Le décrochage de l’Europe continue

18 novembre 2024
-IAM, News

Hugues Chevalier, Economist

 

L’économie européenne sous-performe depuis des années face aux autres régions du monde, et en particulier par rapport aux Etats-Unis. Le rapport présenté par l’ancien président de la Banque centrale européenne, Marco Draghi, à la Commission européenne le 9 septembre dernier, établit un diagnostic détaillé sur le décrochage du vieux continent face aux Etats-Unis et à la Chine. En particulier, celui-ci montre l’écart croissant de l’investissement des entreprises entre les Etats-Unis et l’Europe (près de 1.5 point de PIB chaque année depuis 14 ans), du coût de l’énergie (pour le gaz +345% par rapport aux USA), de l’écart de productivité et surtout du décrochage du PIB par habitant. Ainsi, en 2008 les PIB américain et européen étaient similaires (à prix courants) à environ 14’500 milliards de dollars.
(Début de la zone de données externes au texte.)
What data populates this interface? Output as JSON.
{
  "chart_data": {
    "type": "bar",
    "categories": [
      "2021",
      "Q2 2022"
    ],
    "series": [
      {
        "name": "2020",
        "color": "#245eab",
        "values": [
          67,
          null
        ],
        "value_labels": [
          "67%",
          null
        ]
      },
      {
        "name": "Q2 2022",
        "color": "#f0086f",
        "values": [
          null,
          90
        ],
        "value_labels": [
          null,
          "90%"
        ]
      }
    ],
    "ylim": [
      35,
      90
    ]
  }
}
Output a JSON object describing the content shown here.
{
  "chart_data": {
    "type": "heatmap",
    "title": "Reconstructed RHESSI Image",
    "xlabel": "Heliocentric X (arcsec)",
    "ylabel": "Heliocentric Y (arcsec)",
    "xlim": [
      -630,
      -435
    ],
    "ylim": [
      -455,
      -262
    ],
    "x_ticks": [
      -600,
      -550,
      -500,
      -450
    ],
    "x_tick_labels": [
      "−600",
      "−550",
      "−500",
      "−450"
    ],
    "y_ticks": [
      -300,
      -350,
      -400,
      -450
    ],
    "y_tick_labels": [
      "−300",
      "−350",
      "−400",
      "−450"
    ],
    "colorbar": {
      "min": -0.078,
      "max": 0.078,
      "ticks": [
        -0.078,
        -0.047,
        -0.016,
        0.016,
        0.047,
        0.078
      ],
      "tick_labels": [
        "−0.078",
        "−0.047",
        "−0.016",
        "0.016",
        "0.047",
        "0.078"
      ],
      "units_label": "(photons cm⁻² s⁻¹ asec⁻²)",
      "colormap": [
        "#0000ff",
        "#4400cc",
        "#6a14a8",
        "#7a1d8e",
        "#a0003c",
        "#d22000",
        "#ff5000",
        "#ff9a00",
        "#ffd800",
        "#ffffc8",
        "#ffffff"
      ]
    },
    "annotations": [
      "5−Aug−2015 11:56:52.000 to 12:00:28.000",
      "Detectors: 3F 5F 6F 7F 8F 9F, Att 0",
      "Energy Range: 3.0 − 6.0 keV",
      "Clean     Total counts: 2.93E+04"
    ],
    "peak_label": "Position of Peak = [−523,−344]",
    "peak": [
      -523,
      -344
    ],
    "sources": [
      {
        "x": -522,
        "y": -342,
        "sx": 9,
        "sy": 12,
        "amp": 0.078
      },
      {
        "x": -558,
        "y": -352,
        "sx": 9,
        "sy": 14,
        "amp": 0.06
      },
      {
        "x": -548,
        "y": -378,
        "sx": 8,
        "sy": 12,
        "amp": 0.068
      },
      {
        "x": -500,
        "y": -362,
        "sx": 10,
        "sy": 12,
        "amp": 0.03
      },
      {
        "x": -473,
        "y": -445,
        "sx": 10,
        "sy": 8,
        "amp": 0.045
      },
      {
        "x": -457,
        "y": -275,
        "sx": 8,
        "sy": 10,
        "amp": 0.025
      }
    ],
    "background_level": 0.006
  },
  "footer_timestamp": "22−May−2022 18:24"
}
Quinze plus tard, le PIB européen ressort à un peu plus de 15’000 milliards, alors que celui des Etats-Unis est passé à près de 27’000 milliards de dollars, de sorte que l’écart a bondi de 80% en 2024, contre 0% en 2008. Pour sortir de cette situation, le rapport préconise un montant d’investissements de 800 milliards d’euros supplémentaires. Mais dans un contexte de dérives des finances publiques, cet objectif semble irréalisable. L’actuelle présidente de la BCE estime que des réformes structurelles sont absolument nécessaires pour ralentir ce décrochage. En effet, Christine Lagarde préconise des réformes de l’administration européenne, du système de financement européen qui reste trop faible et l’arrêt de régulations systématiques en donnant l’exemple de l’intelligence artificielle, secteur développé principalement aux Etats-Unis, mais qui est déjà « régulé » en Europe alors que cette dernière n’a aucune entreprise « leader » dans ce secteur en pleine croissance. Une autre piste est de développer le « drainage » de l’épargne, comme le font les fonds de pension américains, vers l’économie et les entreprises innovantes, ce qui est trop peu le cas en Europe, car « l’union » des marchés de capitaux n’est pas assez développée. Et les pays de l’UE freinent tout mouvement, à l’instar de la tentative du rachat de la Commerzbank par Unicredit. Alors que l’Allemagne frôle la récession et que la France est engluée dans une dérive de ses comptes publics, on voit mal pour l’instant ce qui pourrait sauver le « soldat » Europe à court et moyen terme.